Laurie and Corey Kunz said...

Thanks Brie! I am eagerly awaiting the next installment.
You crack me up and you are an amazing writer.
This is just too good.

Devon said...

Um yeah...so definitely spent that entire length of time...laughing...hard!

Just remembering all that crazy stuff...wow - it's nice that we can laugh about it now...because it sure as hell wasn't funny then.

Love you my dear and thanks for making my day. Hope we can have our date tomorrow!

Stacy said...

not fond memories. I think the tried to put a tube up my nose so I ended up with boost YUCK!

but I was there back in the day when there were only 16 beds and we were in the initial building before they added on the 2 story building you guys were in.

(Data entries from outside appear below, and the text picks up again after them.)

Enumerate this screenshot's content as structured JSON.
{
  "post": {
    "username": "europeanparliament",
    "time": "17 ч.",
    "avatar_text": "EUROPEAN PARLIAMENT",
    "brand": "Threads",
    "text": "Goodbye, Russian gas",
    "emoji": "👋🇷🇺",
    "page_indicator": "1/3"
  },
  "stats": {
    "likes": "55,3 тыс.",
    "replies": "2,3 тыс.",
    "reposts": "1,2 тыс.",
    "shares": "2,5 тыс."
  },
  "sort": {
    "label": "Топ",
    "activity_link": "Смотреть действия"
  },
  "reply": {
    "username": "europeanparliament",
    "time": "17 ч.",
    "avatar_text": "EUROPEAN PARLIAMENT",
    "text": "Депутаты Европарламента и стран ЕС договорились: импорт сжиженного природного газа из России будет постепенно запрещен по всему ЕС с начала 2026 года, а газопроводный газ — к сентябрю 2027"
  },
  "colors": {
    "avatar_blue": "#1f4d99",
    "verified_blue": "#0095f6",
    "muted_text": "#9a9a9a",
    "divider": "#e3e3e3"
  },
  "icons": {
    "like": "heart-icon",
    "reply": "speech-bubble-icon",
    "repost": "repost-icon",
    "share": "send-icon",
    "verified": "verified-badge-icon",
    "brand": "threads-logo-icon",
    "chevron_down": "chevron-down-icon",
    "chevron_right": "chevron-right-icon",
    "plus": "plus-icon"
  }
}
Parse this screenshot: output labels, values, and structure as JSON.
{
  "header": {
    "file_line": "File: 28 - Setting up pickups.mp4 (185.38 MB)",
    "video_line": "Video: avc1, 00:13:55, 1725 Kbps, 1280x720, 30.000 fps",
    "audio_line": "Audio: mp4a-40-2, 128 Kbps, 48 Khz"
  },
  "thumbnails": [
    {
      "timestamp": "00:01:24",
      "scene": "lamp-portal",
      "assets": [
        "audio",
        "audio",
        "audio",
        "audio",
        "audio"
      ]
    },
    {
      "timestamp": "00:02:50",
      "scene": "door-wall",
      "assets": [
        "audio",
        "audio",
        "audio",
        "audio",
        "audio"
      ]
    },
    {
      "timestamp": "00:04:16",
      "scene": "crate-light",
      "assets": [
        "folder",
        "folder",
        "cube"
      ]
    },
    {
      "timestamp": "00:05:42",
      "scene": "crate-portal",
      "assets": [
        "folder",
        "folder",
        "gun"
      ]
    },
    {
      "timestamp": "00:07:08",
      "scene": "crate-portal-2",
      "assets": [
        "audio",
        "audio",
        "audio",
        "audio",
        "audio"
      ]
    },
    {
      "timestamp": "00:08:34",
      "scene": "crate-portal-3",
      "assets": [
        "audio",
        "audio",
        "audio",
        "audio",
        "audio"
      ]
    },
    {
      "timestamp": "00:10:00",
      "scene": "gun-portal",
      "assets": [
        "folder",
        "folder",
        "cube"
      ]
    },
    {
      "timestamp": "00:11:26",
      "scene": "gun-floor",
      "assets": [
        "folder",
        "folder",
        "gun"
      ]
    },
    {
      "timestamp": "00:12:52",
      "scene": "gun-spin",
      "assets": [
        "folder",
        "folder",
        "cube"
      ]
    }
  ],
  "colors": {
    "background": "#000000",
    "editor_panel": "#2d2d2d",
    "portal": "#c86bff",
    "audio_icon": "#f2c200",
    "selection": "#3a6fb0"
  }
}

looking forward to more nostalgia.

Jinii said...

Brie! Long time. Loni K and I went to high school together. How is everything going for you and your family. We need to drag all our families together from the 8th ward and have a little get together. It would be fun to see everyone now!

Jinii said...

Sure you can add me. Yeah good old Craig. I am sure if he saw you he would still call you Brie Burger!

sav said...

oh my gosh...this is quite hilarious. i know that i never won an argument...i mean come on..I went there more than once! :)

keep 'em comin'!!

♥ Jen ♥ said...

so I'm pretty sure that I, myself alone, would go through at least a half a box of Gas-X a day haha sooo true!

NoSurfGirl said...

lol! Tears of laughter.

but only because I'm now 3 years removed from my own tech-hood....
Gosh, that place. Gosh. That Place. I wish I could say stronger words.... pieces of it I loved, pieces of it were completely hell... yes, even for us techs.